You oughta hear the mirror in my house You oughta fear her pretty, pretty mouth Says I’m imperfect in every way: “Miss Almost, Miss Maybe, Miss Halfway”/...But I’m gonna burn, I’m gonna shine and multiply I’m gonna fill up the great divide You’ll never break me with all the things you say “Miss Almost, Miss Maybe, Miss Halfway”

Sunday, April 15, 2007

Happiness [edited. twice.]

http://philip.greenspun.com/careers/women-in-science

Thank you for this link, Sandy!!
I cannot possibly happier that I am not majoring in science anymore! Seriously. That would have been pretty freaking crappy.
That whole thing makes a little teacher's salary really appealing.
There's another one I still have yet to look at, but I need to sleep, so I'll look tomorrow.
A few of my favorite points:
"Adjusted for IQ, quantitative skills, and working hours, jobs in science are the lowest paid in the United States."
"The average trajectory for a successful scientist is the following:
age 18-22: paying high tuition fees at an undergraduate college
age 22-30: graduate school, possibly with a bit of work, living on a stipend of $1800 per month
age 30-35: working as a post-doc for $30,000 to $35,000 per year
age 36-43: professor at a good, but not great, university for $65,000 per year
age 44: with young children at home (if lucky), fired by the university ("denied tenure" is the more polite term for the folks that universities discard), begins searching for a job in a market where employers primarily wish to hire folks in their early 30s."
"The American academic scientist earns less than an airplane mechanic, has less job security than a drummer in a boy band, and works longer hours than a Bolivian silver miner."
"Science is a wonderful thing if one does not have to earn one's living at it." -- Albert Einstein [That one is my favorite]
"I [the author] took a 17-year-old Argentine girl on a tour of the M.I.T. campus. She had no idea what she wanted to do with her life, so maybe this was a good time to show her the possibilities in female nerddom. While walking around, we ran into a woman who recently completed a Ph.D. in Aero/Astro, probably the most rigorous engineering department at MIT. What did the woman engineer say to the 17-year-old? "I'm not sure if I'll be able to get any job at all.

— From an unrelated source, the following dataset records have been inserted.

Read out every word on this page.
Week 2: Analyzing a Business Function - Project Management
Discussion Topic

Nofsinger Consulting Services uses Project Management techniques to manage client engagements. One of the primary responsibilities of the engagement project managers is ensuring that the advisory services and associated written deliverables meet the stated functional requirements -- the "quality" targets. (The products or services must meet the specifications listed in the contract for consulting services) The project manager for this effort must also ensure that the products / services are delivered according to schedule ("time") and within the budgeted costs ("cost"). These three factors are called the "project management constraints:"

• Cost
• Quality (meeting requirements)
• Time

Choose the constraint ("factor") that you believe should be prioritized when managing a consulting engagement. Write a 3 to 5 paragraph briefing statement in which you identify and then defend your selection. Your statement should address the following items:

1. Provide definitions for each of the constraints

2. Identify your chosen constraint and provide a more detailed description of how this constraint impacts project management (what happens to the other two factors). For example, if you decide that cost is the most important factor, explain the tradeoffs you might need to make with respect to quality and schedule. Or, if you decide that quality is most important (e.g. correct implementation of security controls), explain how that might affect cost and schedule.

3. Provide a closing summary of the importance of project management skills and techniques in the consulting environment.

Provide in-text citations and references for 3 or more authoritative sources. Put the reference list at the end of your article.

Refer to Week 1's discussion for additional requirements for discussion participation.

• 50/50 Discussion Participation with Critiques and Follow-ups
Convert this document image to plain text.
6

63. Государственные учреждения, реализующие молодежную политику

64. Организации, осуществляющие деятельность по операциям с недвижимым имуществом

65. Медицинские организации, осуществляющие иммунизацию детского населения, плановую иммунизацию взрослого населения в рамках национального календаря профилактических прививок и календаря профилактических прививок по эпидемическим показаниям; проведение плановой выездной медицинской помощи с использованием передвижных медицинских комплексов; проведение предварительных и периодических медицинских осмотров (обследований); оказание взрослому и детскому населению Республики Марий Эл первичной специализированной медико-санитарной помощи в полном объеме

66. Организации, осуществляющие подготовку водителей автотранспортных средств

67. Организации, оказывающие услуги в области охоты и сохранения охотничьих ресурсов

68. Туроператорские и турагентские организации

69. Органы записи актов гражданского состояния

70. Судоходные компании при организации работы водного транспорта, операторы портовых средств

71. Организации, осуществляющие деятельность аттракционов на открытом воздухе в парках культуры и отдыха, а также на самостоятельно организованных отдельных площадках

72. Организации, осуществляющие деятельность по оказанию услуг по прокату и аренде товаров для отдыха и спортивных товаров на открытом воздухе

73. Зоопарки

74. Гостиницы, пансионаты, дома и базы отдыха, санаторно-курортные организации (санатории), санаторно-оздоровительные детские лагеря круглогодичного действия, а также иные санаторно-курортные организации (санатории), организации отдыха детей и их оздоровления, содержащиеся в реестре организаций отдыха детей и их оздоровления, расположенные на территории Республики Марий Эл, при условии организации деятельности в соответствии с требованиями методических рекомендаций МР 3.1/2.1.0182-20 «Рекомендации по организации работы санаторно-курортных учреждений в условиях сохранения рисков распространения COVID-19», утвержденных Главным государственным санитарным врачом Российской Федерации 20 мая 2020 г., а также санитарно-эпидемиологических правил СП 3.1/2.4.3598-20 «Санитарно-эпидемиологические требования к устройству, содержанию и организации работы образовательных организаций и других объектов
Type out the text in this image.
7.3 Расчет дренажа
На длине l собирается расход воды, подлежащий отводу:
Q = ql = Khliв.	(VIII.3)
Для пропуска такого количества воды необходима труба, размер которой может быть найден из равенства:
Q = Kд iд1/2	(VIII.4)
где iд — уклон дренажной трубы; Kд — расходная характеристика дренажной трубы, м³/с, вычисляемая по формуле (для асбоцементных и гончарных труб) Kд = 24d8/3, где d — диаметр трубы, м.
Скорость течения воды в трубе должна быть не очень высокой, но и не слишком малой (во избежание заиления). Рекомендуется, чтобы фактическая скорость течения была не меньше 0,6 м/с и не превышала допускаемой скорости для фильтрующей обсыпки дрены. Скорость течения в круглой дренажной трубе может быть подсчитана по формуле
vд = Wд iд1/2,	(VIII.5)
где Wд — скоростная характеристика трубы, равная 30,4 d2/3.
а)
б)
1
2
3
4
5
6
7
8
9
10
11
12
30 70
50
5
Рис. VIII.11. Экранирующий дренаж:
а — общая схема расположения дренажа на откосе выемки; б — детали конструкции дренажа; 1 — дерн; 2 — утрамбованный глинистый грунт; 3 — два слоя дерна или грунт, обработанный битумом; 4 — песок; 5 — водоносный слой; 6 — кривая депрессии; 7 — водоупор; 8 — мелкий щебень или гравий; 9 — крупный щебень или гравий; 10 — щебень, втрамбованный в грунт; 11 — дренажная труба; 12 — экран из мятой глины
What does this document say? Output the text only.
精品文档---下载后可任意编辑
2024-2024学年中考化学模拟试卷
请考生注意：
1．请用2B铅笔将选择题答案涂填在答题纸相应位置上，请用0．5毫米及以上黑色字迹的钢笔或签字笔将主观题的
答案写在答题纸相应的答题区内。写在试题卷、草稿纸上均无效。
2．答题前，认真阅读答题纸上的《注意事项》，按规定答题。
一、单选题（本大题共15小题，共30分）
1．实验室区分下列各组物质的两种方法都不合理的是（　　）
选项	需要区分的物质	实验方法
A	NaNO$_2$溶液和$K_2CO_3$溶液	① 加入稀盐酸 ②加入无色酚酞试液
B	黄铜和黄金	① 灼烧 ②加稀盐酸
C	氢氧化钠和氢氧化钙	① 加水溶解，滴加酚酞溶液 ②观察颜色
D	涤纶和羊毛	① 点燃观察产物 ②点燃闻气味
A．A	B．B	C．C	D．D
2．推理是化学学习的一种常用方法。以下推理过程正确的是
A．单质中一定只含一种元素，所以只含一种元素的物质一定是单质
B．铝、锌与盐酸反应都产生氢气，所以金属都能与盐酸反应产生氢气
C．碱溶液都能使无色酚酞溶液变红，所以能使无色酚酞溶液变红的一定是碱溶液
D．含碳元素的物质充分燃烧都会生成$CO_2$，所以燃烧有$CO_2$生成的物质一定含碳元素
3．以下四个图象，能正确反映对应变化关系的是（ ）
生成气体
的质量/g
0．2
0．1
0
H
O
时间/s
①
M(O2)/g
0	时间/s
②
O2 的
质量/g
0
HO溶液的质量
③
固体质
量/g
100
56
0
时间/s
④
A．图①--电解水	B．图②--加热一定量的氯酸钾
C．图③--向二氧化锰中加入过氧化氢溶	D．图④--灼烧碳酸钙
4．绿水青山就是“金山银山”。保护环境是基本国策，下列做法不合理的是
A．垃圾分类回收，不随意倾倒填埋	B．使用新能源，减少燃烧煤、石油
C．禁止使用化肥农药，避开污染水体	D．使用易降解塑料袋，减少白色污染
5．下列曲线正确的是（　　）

There are only about 10 universities that hire people in my area and the last one to have a job opening had more than 800 applicants."
And that's engineering, which, thanks to its reputation for dullness and the demand from industrial employers, has a lot less competition for jobs than in science."

1 Comments:

At 11:29 AM, Anonymous Anonymous said...

woot! we don't have to deal with that!